Catherine Bierling 14 ans, lycéenne, Beauvais (Oise)

(JOURNAL INTIME)

11 mai 1968

1968 : est-ce que ce sera une date dans les livres d’histoire de l’an 2000 ? C’est bien parti pour.

Oh, comme c’est compliqué à expliquer, tout ça.

Pour moi, l’agitation a commencé ce matin. (Bulletin d’information en ce moment, Pompidou va faire une allocution à 23 heures, que je vais écouter. Reportage sur la rue Saint-Michel. Rien de grave.)

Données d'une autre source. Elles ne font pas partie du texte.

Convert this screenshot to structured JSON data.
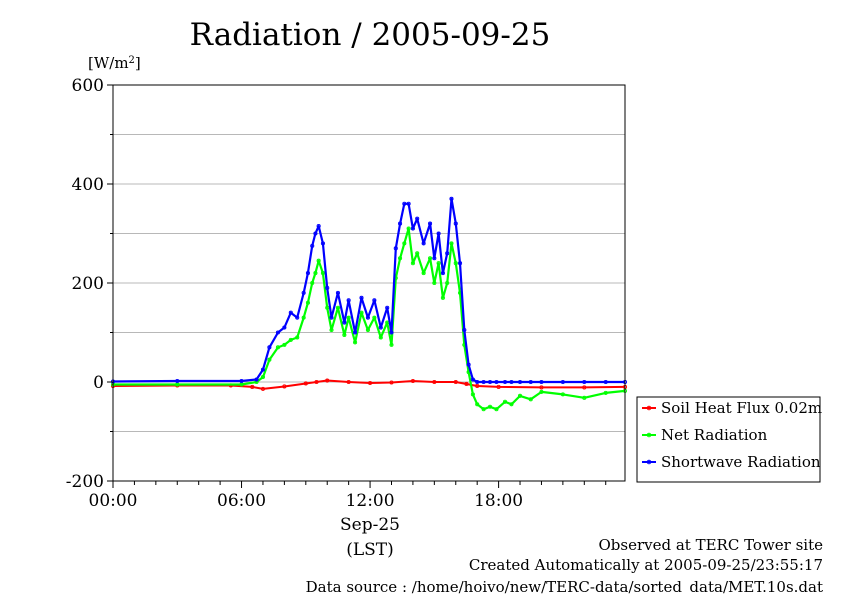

Je reprends donc : l’agitation a commencé ce matin avec ma prof d’allemand qui nous a proposé une discussion sur le mouvement estudiantin. J’en avais déjà entendu parler, mais pas sérieusement. Nous nous sommes rendu compte de la situation horrible où se trouve le monde. D’ici 15 ans si on ne change pas absolument tout le système de la société, Terre, je ne réponds pas de ta vie.

Les étudiants ont donc hier dans la nuit organisé une grande émeute. La répression a été terrible et dégueulasse. S’ils pouvaient, ils les tueraient. C’est horrible de voir des agents de la « paix » (mot savoureux s’il en est un) taper à coups de matraques sur des étudiants. À ce propos, il faut lire le Canard enchaîné, il est délicieux. Si je voulais aller à fond dans le problème, tout ce cahier n’y suffirait pas.

Mot d’ordre de grève générale pour lundi. J’espère bien le suivre (et pas par paresse). Toute la France sera paralysée, c’est vraiment une grève générale. D’après X, et aussi d’après moi, nous allons avoir notre petite révolution. Et MOI, pacifiste convaincue, ayant horreur de la violence, j’espère bien qu’elle aura lieu. Parce que c’est absolument nécessaire pour refaire des dizaines d’années de vie dans une société pourrie. Puissions-nous gagner. Refaire le monde… Mais c’est une tâche bien trop complexe. On se révolte parce qu’on est jeune et qu’on n’est pas bourré de préjugés comme les vieux et qu’on a un idéal. Je trouve révoltant par exemple de me voir confortablement installée entre 4 murs alors que des hommes dans le monde sont en train de mourir de faim. Les jeunes ont donné l’initiative. Les vieux ouvrent un œil et sortent de leur coquille. Les moyens approuvent timidement. Mais nous vaincrons pour l’idéal de la justice.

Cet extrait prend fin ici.